Now I know how the prince in the fairy tale felt when he was bidden to climb the mountain of glass. For Bourmont Hill is sheeted with ice, and it is fairly as much as one’s life is worth to attempt to go up or down. Every morning I stand and look at that dizzying slide aghast, and wonder if I may possibly reach the foot alive; then assistance comes, sometimes in the shape of a French lad in sabots, sometimes as a stalwart doughboy with a sharp-pointed staff, and together the two of us go slipping, slithering down the hill-side. In the middle of the road yelling doughboys, seated on cakes of ice, whiz by at a mad rate of speed; long before they reach the bottom of the slope, the ice-cake splinters into bits, but the doughboy shoots on downward, sprawling, spinning like a top, while you hold your breath and gape to see that his neck isn’t broken. For the French people all this supplies the sensation of a life-time; they crowd their front doors and their front yards laughing, shrieking warning or encouragement, as they watch the progress of the mad Americans up and down the hill.
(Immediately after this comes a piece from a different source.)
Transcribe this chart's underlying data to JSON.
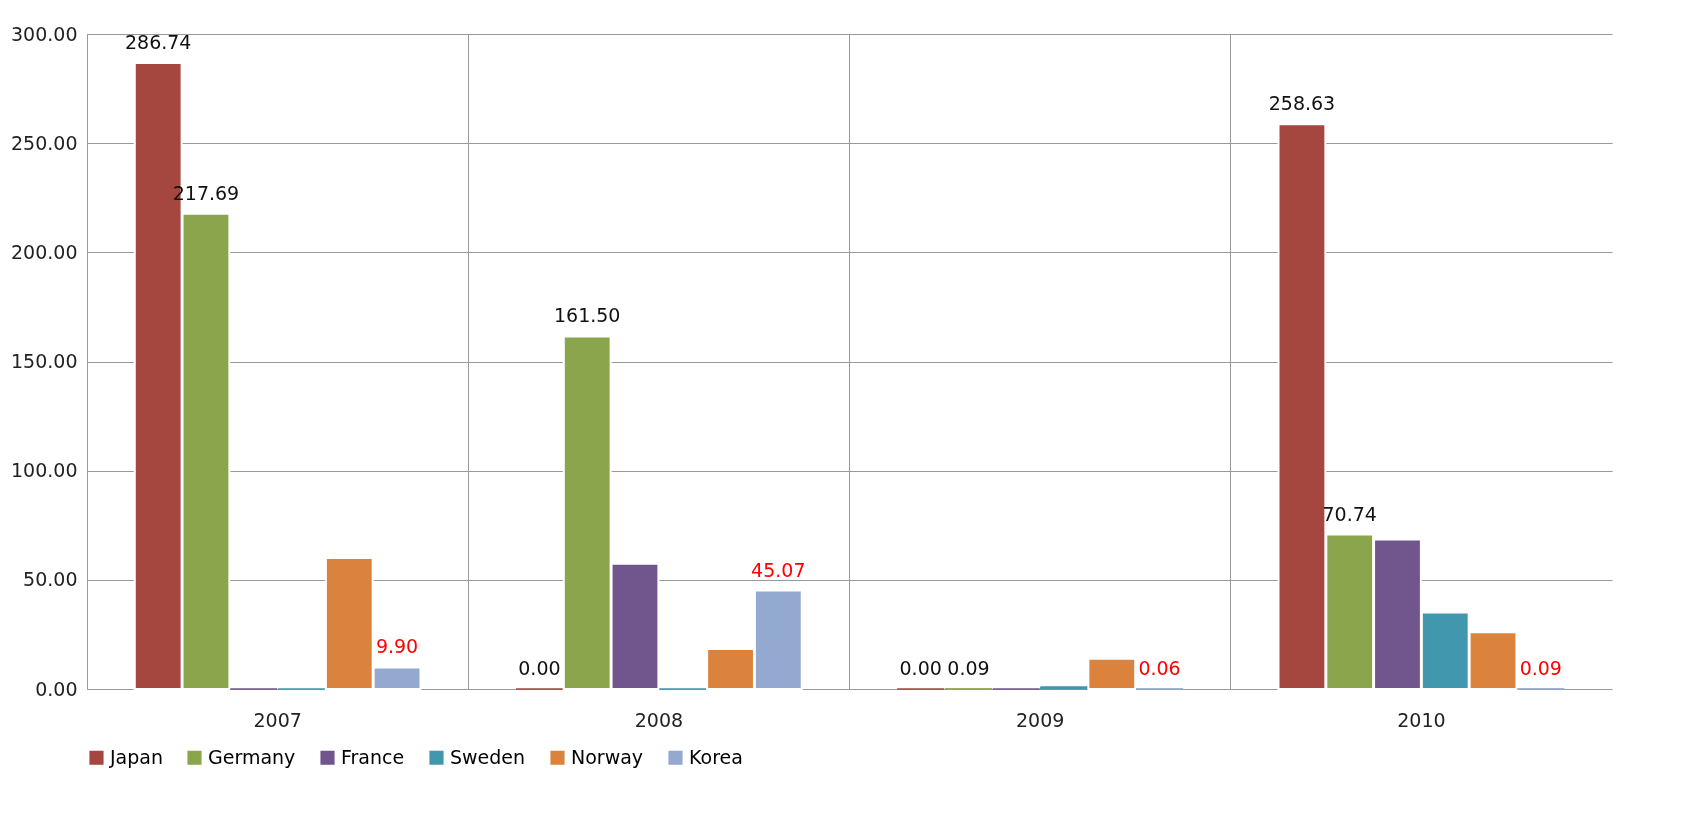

“If one could only have a movie of Bourmont Hill on a day like this!” sighs the Gendarme.

The other day I encountered a sergeant of engineers on the hill-side.

“You ought to have a sled, Little Girl,” he told me.

“Well why don’t the engineers make me one?” I unthinkingly retorted.

“Sure and they will!” he answered.

Since then I have gone in terror. If the sergeant should have that sled made for me, as he likely will, why I shall have to use it. And as for starting down Bourmont Hill on a sled, I would just as soon attempt Niagara in a barrel.

Ever since Christmas it has been cold, bitter cold. At the canteen I wash my chocolate cups with the dishpan on the stove in order to keep the water fluid; hanging the dish-cloth up to dry at the corner of the counter, in a few minutes I find it stiff with ice. At night the ink-bottles freeze and then burst, spreading black ruin all around them. What to do with the still unfrozen ones is a vexing problem; I might I suppose take them home each night with me and sleep with them underneath my pillow. In the little umbrella-stand stoves the green wood, which comes in so freshly cut, that the logs have ivy still unwithered twined around them, simply will not burn, and the stoves will smoke, mon Dieu, how they will smoke! Every time the wind blows, the stove-pipes, secured shakily by the canvas walls, become disjointed, parting company with the stoves, and then the clouds pour forth as if we housed a captive Etna.

In the barracks the boys tell me their shoes freeze to the floor over night. They have taken to sleeping two in one bunk for the sake of warmth. Blanket-stealing has been elevated to the rank of a deadly crime. Even the problem of keeping warm by day is an acute one. The boys who have money to burn are spending it to purchase extravagantly priced fur-lined gloves. The boys who can’t afford them, wait until they see somebody lay a pair down.

The taking of baths has become an act of heroism.